The plaintiffs — including a tattoo parlor, auto repair shop and property management firm — emphasized in the lawsuit that they were not trying to undermine the anti-police-brutality or Black Lives Matter messaging of the “Capitol Hill Occupied Protest.”

“Rather, this lawsuit is about the constitutional and other legal rights of plaintiffs — businesses, employees, and residents in and around CHOP — which have been overrun by the city of Seattle’s unprecedented decision to abandon and close off an entire city neighborhood, leaving it unchecked by the police, unserved by fire and emergency health services, and inaccessible to the public at large,” the lawsuit said.

The Seattle City Attorney’s Office said it had not yet seen the lawsuit but would review it.

The “occupation” began June 8 when the Seattle Police Department, following days of intense clashes with demonstrators in the wake of George Floyd’s killing by Minneapolis police, abandoned its East Precinct building in the densely populated Capitol Hill neighborhood. Protesters moved police barricades to block traffic, and scores camped in a nearby park.

The protest has drawn the scorn of President Donald Trump, who asserted it was being run by anarchists.

A festive atmosphere has prevailed for much of the time since then, with participants painting a large Black Lives Matter mural on the street and volunteers handing out free food. But openly armed “sentinels” have also kept watch, and the atmosphere has sometimes been more menacing at night.
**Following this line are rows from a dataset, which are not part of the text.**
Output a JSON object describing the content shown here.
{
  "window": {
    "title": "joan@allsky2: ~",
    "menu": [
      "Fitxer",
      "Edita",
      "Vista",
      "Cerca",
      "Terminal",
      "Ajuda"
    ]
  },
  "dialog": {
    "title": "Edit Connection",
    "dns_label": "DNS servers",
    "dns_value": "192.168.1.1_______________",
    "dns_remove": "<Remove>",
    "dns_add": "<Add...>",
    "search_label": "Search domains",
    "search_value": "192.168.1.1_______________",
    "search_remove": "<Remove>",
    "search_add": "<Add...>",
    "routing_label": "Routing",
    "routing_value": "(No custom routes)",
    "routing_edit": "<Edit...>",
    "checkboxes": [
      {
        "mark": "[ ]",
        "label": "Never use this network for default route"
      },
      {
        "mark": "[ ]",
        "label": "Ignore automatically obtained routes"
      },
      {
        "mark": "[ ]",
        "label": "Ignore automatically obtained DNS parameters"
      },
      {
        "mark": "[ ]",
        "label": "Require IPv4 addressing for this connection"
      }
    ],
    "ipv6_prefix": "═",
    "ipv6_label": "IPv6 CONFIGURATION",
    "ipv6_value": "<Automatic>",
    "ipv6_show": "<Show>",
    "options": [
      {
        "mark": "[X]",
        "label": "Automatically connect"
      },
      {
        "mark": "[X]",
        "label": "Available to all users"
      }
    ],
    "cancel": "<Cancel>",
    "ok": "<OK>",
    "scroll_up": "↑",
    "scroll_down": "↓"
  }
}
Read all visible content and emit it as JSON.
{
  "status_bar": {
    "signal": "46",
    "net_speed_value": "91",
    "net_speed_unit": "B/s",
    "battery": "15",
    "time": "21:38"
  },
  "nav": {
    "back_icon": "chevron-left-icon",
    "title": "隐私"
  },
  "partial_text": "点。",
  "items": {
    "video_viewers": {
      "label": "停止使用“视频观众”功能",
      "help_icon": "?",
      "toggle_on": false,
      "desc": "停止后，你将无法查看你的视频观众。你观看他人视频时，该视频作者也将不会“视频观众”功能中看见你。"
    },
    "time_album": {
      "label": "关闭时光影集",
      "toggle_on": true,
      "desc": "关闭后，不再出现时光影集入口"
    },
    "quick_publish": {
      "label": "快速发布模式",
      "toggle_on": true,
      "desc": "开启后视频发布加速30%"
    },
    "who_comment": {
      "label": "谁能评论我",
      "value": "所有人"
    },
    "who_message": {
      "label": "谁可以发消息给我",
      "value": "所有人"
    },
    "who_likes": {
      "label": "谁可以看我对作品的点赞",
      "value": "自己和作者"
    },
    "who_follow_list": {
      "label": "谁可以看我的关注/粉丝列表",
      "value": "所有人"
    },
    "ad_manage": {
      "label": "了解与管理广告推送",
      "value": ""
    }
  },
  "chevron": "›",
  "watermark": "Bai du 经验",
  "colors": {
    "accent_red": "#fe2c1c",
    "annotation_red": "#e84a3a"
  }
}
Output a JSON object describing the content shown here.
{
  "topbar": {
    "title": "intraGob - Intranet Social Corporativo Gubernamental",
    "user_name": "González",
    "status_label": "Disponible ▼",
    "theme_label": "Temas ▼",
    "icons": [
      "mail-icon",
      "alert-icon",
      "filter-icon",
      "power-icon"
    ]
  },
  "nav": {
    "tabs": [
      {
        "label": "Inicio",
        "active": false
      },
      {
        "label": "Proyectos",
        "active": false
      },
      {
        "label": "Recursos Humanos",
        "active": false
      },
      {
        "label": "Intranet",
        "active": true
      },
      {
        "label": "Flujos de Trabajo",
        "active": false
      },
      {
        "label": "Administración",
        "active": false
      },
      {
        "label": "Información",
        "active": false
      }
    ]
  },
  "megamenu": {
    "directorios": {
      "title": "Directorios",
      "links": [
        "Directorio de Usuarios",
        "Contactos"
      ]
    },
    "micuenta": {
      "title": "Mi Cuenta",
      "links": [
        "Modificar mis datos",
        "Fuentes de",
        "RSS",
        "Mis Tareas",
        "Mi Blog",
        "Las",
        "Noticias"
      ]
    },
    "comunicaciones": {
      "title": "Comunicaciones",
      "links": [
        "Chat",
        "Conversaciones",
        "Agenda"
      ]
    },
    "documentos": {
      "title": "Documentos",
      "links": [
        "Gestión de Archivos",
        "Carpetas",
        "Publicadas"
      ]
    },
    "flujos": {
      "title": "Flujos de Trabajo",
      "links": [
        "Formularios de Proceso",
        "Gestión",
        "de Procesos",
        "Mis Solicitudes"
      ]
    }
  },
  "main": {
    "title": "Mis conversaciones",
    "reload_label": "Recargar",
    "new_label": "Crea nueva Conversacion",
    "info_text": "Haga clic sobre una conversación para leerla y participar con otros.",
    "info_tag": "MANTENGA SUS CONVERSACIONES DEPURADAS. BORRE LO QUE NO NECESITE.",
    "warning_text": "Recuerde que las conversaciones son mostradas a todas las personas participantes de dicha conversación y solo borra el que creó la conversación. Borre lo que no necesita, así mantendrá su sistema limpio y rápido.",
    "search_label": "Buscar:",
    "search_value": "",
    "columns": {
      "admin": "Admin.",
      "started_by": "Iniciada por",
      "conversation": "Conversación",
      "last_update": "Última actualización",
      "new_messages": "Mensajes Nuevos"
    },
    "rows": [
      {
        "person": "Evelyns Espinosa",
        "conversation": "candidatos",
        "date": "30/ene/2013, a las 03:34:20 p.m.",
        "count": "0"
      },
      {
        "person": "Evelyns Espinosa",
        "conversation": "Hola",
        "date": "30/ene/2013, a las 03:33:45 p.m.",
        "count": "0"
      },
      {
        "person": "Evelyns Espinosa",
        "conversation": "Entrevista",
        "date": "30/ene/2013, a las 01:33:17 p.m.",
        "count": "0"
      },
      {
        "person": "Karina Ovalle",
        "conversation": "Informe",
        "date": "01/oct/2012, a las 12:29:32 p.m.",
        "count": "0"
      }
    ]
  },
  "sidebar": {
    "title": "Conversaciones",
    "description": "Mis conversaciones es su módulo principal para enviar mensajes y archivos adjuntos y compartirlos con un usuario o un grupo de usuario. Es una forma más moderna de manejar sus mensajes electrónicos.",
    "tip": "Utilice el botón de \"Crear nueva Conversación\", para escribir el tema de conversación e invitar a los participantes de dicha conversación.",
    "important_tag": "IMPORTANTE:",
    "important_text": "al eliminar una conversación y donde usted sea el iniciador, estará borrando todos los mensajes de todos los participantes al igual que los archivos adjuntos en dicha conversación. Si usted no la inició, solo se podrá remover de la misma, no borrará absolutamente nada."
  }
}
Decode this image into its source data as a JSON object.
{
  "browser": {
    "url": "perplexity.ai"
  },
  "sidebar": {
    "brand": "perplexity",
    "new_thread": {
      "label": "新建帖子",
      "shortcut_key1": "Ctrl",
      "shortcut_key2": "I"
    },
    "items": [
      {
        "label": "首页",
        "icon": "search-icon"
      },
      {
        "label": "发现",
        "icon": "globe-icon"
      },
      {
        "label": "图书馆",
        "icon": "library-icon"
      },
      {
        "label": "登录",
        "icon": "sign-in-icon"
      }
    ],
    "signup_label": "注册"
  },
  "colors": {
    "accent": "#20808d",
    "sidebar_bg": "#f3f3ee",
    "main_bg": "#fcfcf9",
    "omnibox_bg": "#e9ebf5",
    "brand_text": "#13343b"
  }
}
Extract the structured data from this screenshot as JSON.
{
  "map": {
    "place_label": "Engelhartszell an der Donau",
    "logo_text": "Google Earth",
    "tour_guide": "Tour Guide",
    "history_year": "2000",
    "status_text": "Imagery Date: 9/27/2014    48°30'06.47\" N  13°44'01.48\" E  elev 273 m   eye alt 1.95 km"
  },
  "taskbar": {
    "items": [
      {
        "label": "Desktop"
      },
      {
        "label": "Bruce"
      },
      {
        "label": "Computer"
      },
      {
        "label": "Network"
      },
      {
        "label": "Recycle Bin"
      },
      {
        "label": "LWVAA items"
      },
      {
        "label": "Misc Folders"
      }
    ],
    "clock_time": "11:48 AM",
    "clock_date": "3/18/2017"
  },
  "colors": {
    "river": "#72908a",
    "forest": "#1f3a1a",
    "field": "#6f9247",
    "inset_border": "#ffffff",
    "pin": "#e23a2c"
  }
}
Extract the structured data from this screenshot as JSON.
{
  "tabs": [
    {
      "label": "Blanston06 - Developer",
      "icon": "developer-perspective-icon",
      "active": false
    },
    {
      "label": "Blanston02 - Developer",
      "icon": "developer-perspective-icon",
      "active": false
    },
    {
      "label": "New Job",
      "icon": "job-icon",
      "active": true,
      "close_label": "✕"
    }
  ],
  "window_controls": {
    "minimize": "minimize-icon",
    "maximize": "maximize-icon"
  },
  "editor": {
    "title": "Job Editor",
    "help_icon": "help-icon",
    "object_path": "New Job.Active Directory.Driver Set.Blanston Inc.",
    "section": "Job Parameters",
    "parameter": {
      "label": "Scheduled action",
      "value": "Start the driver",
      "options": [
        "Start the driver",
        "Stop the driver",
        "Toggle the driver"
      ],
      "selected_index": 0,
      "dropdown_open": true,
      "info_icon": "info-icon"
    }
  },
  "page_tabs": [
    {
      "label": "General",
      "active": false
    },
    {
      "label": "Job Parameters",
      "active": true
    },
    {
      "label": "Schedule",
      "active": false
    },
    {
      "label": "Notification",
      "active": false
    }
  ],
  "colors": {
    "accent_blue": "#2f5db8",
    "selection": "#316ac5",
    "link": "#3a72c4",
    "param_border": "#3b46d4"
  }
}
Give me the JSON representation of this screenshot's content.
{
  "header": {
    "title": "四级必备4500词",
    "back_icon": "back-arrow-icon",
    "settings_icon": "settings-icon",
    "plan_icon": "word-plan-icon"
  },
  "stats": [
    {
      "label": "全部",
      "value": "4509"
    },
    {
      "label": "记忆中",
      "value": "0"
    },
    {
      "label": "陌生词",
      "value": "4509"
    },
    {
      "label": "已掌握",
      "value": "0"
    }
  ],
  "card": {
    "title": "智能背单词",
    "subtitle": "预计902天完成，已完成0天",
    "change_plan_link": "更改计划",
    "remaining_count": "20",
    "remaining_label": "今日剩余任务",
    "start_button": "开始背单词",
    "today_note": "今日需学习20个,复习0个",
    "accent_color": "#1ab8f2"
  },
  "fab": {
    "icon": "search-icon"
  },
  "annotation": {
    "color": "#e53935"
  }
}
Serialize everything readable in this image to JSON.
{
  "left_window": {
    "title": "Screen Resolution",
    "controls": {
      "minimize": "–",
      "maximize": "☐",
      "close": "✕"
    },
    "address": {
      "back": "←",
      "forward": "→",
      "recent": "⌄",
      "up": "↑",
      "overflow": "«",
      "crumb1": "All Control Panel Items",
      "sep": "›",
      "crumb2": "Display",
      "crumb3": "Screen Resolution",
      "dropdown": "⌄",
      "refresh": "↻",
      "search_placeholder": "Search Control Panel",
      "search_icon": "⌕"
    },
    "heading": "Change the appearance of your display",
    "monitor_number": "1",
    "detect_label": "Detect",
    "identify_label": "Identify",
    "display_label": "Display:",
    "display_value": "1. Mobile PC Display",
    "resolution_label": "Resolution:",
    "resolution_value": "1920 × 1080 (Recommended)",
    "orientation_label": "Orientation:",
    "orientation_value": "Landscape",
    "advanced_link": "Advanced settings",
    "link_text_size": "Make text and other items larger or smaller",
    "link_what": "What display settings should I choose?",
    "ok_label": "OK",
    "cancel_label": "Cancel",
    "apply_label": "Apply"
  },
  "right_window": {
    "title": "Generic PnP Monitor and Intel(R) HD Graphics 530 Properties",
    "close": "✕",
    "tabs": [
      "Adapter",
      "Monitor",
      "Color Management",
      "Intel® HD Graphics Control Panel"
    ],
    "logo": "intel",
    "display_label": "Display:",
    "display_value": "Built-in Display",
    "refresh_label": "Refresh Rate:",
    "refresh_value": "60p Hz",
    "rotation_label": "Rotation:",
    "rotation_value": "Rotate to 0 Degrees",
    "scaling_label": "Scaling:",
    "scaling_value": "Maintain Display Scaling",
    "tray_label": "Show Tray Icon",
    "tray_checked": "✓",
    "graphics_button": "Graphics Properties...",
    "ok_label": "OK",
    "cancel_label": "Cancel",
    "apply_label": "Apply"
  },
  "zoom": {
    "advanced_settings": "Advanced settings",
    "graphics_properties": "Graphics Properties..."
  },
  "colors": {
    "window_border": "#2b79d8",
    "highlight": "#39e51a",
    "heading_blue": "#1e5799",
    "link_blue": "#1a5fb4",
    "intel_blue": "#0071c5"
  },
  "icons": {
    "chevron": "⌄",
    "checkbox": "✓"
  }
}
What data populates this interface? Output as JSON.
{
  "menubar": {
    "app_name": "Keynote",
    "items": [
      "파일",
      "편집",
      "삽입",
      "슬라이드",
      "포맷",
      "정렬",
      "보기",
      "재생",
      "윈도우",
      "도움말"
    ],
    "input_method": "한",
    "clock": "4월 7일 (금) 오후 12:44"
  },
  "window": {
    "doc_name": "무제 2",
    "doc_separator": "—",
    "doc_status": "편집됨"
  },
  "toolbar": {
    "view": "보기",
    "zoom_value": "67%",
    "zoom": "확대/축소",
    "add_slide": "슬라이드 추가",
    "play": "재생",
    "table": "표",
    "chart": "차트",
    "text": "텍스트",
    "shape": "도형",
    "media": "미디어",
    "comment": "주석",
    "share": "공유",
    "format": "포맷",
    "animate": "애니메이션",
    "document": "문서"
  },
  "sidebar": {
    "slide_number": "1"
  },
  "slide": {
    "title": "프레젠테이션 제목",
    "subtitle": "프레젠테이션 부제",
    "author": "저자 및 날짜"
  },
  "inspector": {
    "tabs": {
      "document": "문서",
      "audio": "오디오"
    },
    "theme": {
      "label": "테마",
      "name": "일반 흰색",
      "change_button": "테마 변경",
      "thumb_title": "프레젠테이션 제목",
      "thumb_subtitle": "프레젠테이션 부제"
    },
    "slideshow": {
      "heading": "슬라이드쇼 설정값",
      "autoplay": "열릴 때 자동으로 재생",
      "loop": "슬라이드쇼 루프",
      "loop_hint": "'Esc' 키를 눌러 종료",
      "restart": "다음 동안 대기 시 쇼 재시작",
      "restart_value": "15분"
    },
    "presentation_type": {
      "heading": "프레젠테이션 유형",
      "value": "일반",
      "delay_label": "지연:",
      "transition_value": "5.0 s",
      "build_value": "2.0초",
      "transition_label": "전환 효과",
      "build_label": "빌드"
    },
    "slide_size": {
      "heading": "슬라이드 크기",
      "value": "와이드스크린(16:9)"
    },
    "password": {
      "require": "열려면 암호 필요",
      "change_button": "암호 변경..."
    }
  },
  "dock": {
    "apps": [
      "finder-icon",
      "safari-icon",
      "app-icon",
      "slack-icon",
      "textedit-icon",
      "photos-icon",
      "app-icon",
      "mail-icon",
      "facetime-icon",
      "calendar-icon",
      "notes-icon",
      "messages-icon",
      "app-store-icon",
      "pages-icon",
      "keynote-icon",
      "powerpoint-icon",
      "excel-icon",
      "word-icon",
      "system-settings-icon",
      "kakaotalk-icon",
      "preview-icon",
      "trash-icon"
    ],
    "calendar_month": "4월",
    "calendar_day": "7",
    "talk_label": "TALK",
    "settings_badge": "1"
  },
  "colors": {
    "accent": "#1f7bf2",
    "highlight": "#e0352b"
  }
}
Police said typical response times to emergency calls in the area, which stretched several blocks, had tripled.

Mayor Jenny Durkan has expressed support for the protest, calling it “a peaceful expression of our community’s collective grief and their desire to build a better world,” and the city has helped it by providing different barricades to better protect participants from vehicles.

But following three shootings in the area on consecutive nights beginning last weekend, Durkan said this week the city would wind down the protest zone, at first by encouraging demonstrators to leave voluntarily, and that police would return to the precinct. But neither she nor Police Chief Carmen Best gave a specific timeline for when that would happen.